Creative

Can AI Make Winning Ads?

Machine-generated ad

Machine-generated creative from Pencil

Direct-to-consumer advertisers pumping tens to hundreds of thousands of dollars into their Facebook ads each month know the power of a good creative message.

The best ad creatives drive ROAS (return on ad spend) that can be orders of magnitude higher than a failed message.

But how can busy, short-staffed marketing departments test new creative messages constantly? Tweaking messages involves both inspiration and grunt work, which often prevents marketers from testing as often or as extensively as they want to.

Enter Pencil, which launched in November after two years of technical development and with $4 million in pre-Series A venture capital funding.

Pencil intelligently pairs up a brand’s taglines, images and videos to create dozens of new messages a marketer can choose to test. The AI involved can sometimes make strange choices, but just as often creates “aha” moments for brands looking for new ways to market their products.

Case in point: A toothpaste brand testing Pencil found that AI-formulated creative messages that focused on the mouth, instead of a white smile, ended up being its top-performing creatives. And a dog food brand found that ads mentioning the taste of its product – despite the fact that humans don’t eat it – were top performers.

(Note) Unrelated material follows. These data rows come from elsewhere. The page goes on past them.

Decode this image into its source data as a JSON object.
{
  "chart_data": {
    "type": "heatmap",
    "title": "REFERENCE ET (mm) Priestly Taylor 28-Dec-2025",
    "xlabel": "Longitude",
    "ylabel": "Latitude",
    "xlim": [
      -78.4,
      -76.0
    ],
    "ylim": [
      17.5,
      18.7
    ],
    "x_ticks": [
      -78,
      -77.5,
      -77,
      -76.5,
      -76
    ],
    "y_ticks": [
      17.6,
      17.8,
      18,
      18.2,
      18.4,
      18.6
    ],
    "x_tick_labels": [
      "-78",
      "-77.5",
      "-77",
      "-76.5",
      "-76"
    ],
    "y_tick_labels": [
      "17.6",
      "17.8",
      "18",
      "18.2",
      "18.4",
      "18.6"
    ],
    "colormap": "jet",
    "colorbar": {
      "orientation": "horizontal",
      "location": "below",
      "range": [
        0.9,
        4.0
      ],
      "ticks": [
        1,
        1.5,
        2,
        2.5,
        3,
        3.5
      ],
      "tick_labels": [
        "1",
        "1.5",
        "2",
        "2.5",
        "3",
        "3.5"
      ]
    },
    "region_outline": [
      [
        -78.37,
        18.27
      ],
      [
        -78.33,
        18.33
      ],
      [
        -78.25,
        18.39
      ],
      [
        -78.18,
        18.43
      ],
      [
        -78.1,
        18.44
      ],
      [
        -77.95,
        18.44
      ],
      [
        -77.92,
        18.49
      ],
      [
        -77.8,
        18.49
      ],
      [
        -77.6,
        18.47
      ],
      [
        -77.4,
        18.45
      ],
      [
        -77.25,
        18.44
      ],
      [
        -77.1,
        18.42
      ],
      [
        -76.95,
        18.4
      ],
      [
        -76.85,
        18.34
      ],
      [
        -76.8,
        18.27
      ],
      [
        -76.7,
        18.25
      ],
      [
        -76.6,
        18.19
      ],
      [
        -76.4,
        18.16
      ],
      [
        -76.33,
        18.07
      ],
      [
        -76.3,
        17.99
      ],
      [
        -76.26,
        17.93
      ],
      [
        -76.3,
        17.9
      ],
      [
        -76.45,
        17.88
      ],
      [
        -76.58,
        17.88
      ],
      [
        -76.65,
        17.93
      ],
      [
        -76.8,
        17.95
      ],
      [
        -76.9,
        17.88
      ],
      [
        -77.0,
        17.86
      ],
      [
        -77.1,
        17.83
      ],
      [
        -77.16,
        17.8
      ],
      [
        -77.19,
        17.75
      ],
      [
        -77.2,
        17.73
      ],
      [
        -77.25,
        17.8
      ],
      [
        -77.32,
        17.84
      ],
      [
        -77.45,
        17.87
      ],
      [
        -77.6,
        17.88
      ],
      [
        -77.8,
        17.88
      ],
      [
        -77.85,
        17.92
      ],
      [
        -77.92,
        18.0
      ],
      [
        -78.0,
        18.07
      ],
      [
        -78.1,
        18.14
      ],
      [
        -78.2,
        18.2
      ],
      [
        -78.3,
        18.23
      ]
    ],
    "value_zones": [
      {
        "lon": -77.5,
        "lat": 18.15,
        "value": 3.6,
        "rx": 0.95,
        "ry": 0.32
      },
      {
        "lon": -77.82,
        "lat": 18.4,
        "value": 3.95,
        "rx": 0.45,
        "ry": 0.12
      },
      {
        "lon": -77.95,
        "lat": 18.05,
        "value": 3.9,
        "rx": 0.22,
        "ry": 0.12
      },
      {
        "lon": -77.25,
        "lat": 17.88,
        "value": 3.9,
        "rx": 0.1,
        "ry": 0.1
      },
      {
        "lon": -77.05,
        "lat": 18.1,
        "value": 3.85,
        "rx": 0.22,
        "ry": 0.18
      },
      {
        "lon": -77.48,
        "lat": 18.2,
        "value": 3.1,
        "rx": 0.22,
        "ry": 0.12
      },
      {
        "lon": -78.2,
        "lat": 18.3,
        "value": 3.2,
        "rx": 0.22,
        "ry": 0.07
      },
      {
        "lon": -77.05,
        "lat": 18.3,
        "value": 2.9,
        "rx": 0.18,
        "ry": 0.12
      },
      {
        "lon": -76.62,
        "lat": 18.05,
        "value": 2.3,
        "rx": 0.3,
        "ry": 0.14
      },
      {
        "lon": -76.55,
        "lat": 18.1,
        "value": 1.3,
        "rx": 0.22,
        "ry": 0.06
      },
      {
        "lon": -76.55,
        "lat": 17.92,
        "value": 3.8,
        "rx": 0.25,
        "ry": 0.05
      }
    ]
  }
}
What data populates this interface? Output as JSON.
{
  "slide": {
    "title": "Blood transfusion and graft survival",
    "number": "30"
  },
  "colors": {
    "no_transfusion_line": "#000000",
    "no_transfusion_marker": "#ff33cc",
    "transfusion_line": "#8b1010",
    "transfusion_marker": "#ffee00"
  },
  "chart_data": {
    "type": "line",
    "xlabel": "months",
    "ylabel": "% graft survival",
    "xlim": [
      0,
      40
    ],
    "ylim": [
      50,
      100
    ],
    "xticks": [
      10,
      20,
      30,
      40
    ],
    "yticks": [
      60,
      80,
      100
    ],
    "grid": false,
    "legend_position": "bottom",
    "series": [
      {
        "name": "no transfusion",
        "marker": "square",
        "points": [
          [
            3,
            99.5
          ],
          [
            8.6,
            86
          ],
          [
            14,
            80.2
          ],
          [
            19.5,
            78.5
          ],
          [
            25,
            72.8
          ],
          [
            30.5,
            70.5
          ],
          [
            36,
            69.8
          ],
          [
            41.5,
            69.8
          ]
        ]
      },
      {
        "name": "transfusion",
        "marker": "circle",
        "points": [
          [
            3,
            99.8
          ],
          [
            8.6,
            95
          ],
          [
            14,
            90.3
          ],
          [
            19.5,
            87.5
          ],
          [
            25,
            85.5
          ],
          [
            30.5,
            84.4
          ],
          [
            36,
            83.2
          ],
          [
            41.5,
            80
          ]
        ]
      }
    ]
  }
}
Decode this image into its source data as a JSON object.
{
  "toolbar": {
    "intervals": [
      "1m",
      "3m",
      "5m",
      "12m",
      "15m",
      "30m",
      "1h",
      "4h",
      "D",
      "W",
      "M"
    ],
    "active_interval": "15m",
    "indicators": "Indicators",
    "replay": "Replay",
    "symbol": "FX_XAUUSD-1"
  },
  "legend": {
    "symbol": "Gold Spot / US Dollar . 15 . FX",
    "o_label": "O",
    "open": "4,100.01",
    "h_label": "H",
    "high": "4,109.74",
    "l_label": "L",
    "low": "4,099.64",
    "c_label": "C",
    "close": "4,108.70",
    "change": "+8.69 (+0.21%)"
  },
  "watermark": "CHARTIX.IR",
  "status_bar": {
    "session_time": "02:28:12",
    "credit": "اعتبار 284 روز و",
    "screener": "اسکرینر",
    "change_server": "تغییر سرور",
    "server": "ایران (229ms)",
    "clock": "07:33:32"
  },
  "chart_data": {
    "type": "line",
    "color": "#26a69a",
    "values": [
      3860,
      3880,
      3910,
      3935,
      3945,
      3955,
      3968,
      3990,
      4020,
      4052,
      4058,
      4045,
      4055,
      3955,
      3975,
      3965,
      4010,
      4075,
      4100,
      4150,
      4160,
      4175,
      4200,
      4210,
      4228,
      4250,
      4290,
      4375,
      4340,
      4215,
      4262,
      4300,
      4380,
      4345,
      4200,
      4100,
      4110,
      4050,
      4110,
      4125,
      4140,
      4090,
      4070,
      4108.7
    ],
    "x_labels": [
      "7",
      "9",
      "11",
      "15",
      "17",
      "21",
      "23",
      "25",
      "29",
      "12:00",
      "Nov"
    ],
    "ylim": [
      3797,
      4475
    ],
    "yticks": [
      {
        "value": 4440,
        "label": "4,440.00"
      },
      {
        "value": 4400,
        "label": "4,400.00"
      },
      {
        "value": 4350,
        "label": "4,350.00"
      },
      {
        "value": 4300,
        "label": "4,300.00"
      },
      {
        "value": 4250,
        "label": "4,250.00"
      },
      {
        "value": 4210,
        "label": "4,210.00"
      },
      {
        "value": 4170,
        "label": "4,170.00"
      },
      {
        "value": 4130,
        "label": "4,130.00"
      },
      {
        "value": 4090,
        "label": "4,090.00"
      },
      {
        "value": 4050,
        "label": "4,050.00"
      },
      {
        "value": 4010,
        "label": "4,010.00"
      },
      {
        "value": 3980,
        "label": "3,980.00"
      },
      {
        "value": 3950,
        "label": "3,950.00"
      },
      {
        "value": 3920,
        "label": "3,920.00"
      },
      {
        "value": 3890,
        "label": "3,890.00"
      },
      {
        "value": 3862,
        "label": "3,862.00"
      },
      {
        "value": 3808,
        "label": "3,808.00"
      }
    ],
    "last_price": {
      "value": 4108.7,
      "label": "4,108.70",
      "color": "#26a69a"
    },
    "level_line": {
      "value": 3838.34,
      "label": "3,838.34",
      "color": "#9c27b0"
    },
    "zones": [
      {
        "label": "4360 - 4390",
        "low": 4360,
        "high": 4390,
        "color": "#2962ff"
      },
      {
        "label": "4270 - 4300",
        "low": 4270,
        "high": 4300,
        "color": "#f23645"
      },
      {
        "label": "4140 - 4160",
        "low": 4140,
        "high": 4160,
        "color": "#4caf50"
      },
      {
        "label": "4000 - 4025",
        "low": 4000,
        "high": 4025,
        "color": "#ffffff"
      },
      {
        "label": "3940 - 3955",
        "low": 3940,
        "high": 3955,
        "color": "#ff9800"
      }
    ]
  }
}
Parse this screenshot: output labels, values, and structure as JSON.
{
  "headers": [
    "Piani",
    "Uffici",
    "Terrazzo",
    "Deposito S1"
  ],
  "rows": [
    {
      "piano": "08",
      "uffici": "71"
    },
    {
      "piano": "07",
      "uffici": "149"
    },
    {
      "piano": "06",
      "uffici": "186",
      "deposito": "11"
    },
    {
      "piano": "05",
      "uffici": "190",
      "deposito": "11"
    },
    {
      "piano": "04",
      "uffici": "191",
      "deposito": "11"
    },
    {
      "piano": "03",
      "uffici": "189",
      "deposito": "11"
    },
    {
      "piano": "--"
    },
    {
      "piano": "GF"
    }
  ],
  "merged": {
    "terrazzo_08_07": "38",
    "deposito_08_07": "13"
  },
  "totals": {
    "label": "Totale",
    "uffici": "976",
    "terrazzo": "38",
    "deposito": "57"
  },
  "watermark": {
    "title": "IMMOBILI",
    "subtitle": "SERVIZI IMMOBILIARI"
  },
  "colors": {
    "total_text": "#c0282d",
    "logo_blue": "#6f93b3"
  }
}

Going against conventional wisdom, Pencil’s AI might produce a message where the copy runs over a model’s face, Pencil CEO Will Hanschell posited.

“There is a naivete that we encourage,” according to Hanschell. “Any creative would say no to having text in front of the face. But we know people are drawn to eye contact. Does that make you more or less likely to read the text? You might find that an ad like this actually performs better.”

How the tech works

Pencil’s process works like this: A brand uploads their brand assets, like photo shoots and videos, their color scheme and taglines. Then the AI will ingest all that information, and spit out dozens of possible creative messages, along with scores for how well it thinks each message will perform. Brands are advised to pick three to five new ad creatives to test each week.

Marketers then export the machine-generated ad creatives, usually to Facebook. (Right now, Pencil is most closely integrated with Facebook, in part because of its strong APIs, Hanschell said.) When Facebook’s API returns data about how the ads performed, Pencil’s AI can learn how well the different ad creatives work each week and get smarter.

The AI also learns from what ads the marketer picks. So if the marketer keeps testing bold-colored backgrounds, for example, Pencil will surface more schemes from that palette.

Building Pencil’s tech required solving lots of small problems, Hanschell said – for example, reformatting a creative so it doesn’t cut off faces in an Instagram story, editing video or generating ad copy. The machine had to handle it all.

Pencil AI
Pencil's machine-generated creatives

Performance: man vs. machine

Pencil’s AI picks include hits, but also misses.

In a test of 14 brands from August to December, on average brands doubled their ROAS brand baselines. But results were unpredictable. Two brands never found an ad that beat their brand baseline. And of the remaining 12 marketers in the test, a couple only saw 4% and 6% gains, while the two top performers boosted their ROAS by 334% and 576%, respectively.

“This is a hits business. It’s about finding winners, and putting your money behind that one,” Hanschell said. Even the brands that couldn’t beat their results might eventually land on some high-performing ads, he said. Since Pencil’s goal is to make the creative process ten times less work, brands can afford to do more aggressive testing of their ads.

Pencil also keeps its AI tech siloed at the moment, so learnings from one brand don’t enrich another. But that stance may change. “Some clients are up for pooling their data so they get better predictions,” Hanschell said.

Making Pencil’s tech ethical

For all the promise of AI, the technology is so new it can be hard to fathom some of its potentially negative effects. Pencil published its own AI ethics policy when it formed.

To put those ethics into practice, Pencil developed a misogyny detector to nix ads that disparage women. It also filters out ads with negative sentiment – “even though they’re incredibly effective and quite standard” in non-AI ads, Hanschell noted – because it doesn’t want to prey on peoples’ vulnerabilities to sell products.

Pencil doesn’t want its tech to put people out of work, which is the second part of its ethics policy. Instead, it wants to make mid-size marketing teams more productive, and do “upstream work,” like creative strategy, Hanschell said.

Pencil’s tech is also part of a shift that’s happening as people use more predictive, AI-driven software, he said: “The next generation will be much more familiar with working with software that has ideas of its own.”